Certains ont du mal à construire un argumentaire contraire à leur point de vue : comment se mettre en empathie avec une opinion opposée et être convaincants ? Vincent Maisondieu vient à leur rescousse : « Je suis très attaché à l’art oratoire et à la maîtrise de la langue, explique-t-il. Je me sers du biais musical, comme un chef d’orchestre, pour leur apporter une dynamique. Les passerelles avec la musique sont multiples : la respiration, le travail sur la voix, le fait d’être à l’aise avec son corps, qu’ils arrivent à s’engager… Certains râlaient au début et ne voulaient pas participer : ce sont eux aujourd’hui les plus passionnés. Il s’est créé un esprit de groupe, l’évolution est incroyable. » Oumar et Ambre, respectivement 14 et 13 ans, confirment : « Ça nous plaît car cela va nous aider plus tard. On se sent plus à l’aise pour participer en classe. Avant, on était fermés, introvertis : on a changé. Et puis le débat sur l’égalité homme/femme a amené des discussions entre nous. On se réjouit à l’idée de monter sur scène ! »

Convaincue des bienfaits de la joute oratoire, Vanessa Forestier, principale du collège Jean-Jaurès, avait déjà initié auparavant, à Champigny-sur-Marne, des ateliers de paroles où les élèves devaient débattre : « C’est un exercice important dans l’optique du brevet des collèges et du grand oral du bac ; cela leur donne confiance, témoigne-t-elle.
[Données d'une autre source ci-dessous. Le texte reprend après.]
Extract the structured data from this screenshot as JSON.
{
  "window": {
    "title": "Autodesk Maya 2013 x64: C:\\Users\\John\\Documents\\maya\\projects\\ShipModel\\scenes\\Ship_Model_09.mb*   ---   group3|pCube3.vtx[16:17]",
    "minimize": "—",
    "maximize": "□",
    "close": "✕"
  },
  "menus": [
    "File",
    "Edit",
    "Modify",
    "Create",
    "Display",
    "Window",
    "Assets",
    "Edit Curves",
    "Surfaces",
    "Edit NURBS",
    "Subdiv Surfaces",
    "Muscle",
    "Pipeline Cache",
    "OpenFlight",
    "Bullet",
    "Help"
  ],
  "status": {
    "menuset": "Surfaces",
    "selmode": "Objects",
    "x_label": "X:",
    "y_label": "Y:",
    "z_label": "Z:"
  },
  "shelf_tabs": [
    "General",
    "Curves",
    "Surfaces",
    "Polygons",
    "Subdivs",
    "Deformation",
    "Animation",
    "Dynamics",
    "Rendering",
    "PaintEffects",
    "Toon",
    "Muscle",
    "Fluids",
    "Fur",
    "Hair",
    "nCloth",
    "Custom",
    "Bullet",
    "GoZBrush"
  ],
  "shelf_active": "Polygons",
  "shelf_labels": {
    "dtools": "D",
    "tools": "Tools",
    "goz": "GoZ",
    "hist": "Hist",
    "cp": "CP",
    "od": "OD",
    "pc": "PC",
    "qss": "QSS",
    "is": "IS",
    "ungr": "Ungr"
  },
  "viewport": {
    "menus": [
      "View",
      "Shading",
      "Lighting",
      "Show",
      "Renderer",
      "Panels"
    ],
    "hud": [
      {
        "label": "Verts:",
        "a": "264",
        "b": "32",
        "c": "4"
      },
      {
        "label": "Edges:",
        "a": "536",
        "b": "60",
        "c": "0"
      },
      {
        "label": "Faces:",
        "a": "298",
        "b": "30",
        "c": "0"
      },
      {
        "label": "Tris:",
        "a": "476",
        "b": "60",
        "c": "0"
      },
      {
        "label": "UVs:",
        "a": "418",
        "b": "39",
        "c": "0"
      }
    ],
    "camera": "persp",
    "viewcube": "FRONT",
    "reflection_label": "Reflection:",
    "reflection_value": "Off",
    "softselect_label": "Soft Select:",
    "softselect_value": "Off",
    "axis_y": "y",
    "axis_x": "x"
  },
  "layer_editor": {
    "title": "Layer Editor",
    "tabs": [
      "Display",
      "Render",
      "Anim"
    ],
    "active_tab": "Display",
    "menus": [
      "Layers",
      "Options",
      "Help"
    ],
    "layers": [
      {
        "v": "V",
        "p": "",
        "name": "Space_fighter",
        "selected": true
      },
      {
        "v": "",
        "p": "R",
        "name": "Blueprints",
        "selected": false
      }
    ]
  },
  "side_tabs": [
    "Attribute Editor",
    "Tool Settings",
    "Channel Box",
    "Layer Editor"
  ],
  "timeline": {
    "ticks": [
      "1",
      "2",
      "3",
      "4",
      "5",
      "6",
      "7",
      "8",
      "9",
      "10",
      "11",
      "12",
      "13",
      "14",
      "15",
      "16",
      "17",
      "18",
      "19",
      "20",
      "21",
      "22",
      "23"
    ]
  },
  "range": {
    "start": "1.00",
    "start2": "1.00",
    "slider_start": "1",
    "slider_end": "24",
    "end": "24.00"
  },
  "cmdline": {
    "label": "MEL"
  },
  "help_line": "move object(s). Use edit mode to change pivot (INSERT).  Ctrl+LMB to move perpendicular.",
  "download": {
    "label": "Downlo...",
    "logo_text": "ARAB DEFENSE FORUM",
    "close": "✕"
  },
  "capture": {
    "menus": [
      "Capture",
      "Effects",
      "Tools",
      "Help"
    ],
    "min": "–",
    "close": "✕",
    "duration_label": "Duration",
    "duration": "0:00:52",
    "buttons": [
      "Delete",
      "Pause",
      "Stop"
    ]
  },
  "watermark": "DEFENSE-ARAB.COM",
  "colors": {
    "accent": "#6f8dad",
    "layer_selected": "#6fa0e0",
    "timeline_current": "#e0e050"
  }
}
Et ce ne sont pas les meilleurs élèves qui s’expriment le mieux à l’oral. Certains sont très investis, notamment les plus prompts à faire des bêtises. Ils changent complètement d’attitude ! Ces ateliers sont très prenants mais l’aide du Département nous facilite la tâche : les formations proposées aux enseignants et l’accompagnement d’Éloquentia sont très positifs. »

Apprendre à projeter sa voix, mettre de l’intonation, respirer, bien ancrer ses pieds au sol, articuler, se tenir droit : l’animatrice enseigne aux collégiens toutes les techniques pour captiver son public. « Un acteur vous fait vibrer avec une recette de cuisine », les encourage-t-elle.© CD92/Julia Brechler

Prise de parole

Le Département mobilise en effet plusieurs outils pour déployer ces Rencontres de l’éloquence : tout d’abord, l’Atelier Canopé, le réseau de création et d’accompagnement pédagogique, pour former les enseignants aux outils numériques, en partenariat avec la délégation académique au numérique éducatif, et ensuite les associations. Éloquentia, intervient ainsi dans les classes avec quatre ateliers de prise de parole et deux séances de coaching pour préparer la montée sur scène, et la Joute de Vinci, une association d’étudiants de Paris La Défense de formation aux débats, vient en complément à la demande des collèges. « Outre les Rencontres de l’éloquence sur scène le 7 juin, les collégiens doivent produire une vidéo de cinq minutes de leurs débats, avec une mise en scène libre, explique Chloé Davy, chargée de l’opération au Département des Hauts-de-Seine. Cela leur permet de s’entraîner avant de monter sur scène et d’apprendre à utiliser les outils numériques. Cette initiative s’inscrit dans le cadre de la nouvelle politique jeunesse du Département. Pour favoriser l’insertion sociale et la réussite scolaire, il faut être capable de s’exprimer, d’écouter, de se confronter aux idées des autres, à l’altérité. »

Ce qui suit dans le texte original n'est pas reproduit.